Independientemente de todos los escenarios posibles, en este momento vale la pena recabar sobre algunas enseñanzas que nos ha dejado hasta el momento el proceso. A lo largo de estos cuatro años de negociaciones la sociedad colombiana ha llegado a consensos que no debemos desechar y que deben mantenerse. El primero de ellos es que Colombia debe darle prioridad a su sector rural. El sesgo urbano en el desarrollo de las últimas décadas, aunado a tasas de cambio revaluadas que afectaron duramente a los sectores transables, ha puesto en evidencia la necesidad de buscar un desarrollo agrario integral. Difícil controvertir el primer capítulo de lo acordado en La Habana. Esa debe seguir siendo una prioridad en cualquier escenario.
Un consenso adicional que ha surgido de esta curva de aprendizaje de la sociedad colombiana es el de la necesidad de tener una visión regional, y aun local, del desarrollo. El axioma de que “la paz es regional” pasa por la necesidad de empoderar y hacer más efectivas a las organizaciones locales, capacitarlas, llevar justicia, construir confianza y capital social en centenares de comunidades afectadas por la violencia a lo largo y ancho del país.
Otro aspecto bajo el cual también hemos avanzado sustancialmente es sobre el rol del sector privado en la sociedad. Las empresas han comenzado a sintonizarse con los tiempos modernos, conscientes de que para mantener el favor de sus clientes nacionales e internacionales y continuar siendo atractivas para sus empleados deben desarrollar cada vez más profundas políticas de sostenibilidad que tengan en cuenta el contexto donde se desarrollan sus operaciones y la necesidad de mantener su licencia social para operar. Como resultado, la sostenibilidad y los propósitos están siendo integrados a su marco estratégico de negocios.

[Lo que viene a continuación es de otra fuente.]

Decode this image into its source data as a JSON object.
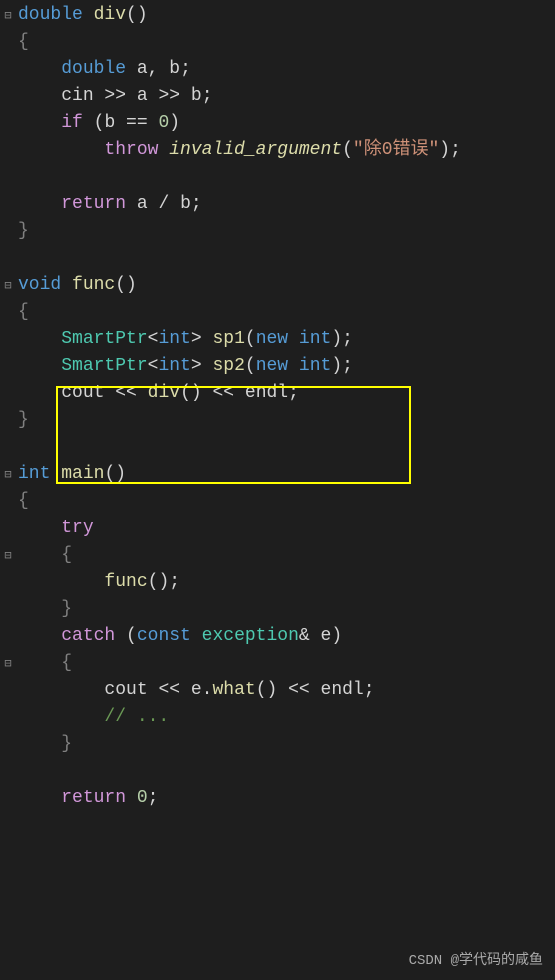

Temas como el desminado, la reintegración, los programas anticorrupción, la defensa de los derechos humanos o el respeto a las protestas sociales también hacen parte de esta curva de aprendizaje nacional de estos últimos cuatro años que no debemos desaprovechar como sociedad.
Buena parte de estos avances hacen parte de lo que se ha llamado, quizá demasiado genéricamente, los programas de postconflicto. Podemos decir que el hecho de haber concebido y habernos permitido soñar la Colombia del postconflicto es quizá nuestro mayor avance y que en este frente no debemos perder el tiempo. Debemos reforzar los consensos que como sociedad hemos alcanzado para incluir en el desarrollo y calidad de vida a comunidades vulnerables que tienen una oportunidad de integración que no debemos dejar ir.

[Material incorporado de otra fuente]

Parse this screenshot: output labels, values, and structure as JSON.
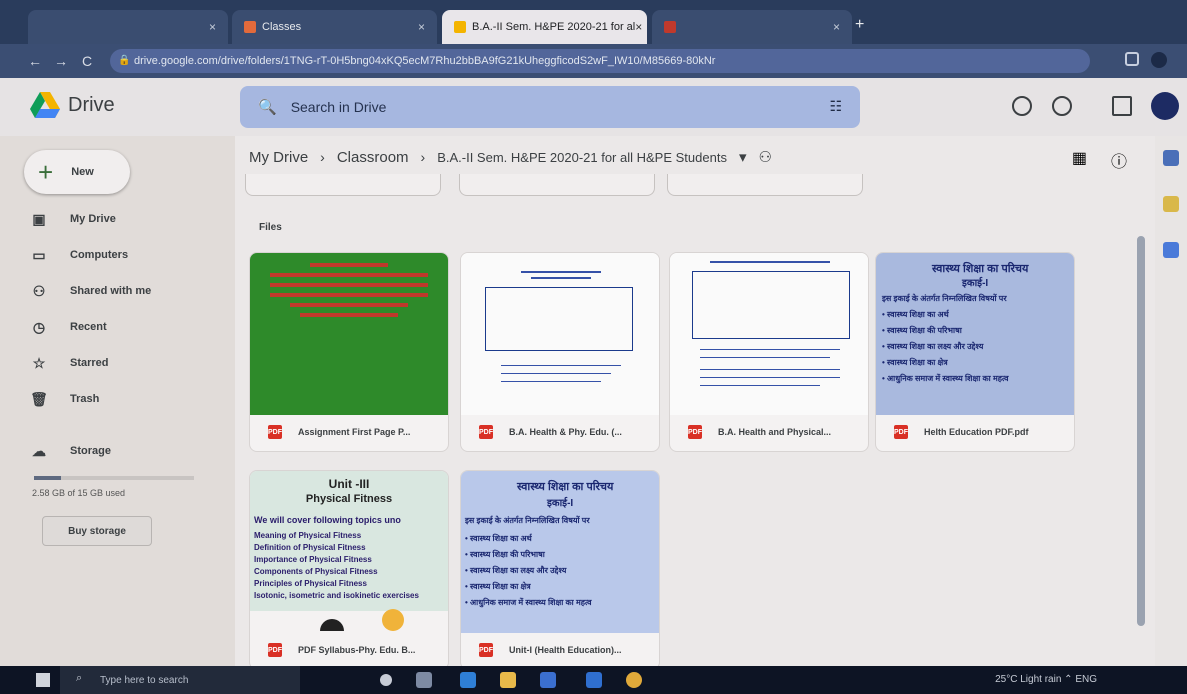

Es por ello que el consenso alrededor de movilizar la sociedad, sus prioridades, indicadores y el quehacer del Estado y de otros sectores alrededor de los programas de posconflicto se debe mantener en cualquier escenario político. La empresa privada debe seguir estando comprometida, y los planes de implementación, los presupuestos y el enfoque de hacer de Colombia una sociedad más incluyente no deben suspenderse a pesar de la incertidumbre política.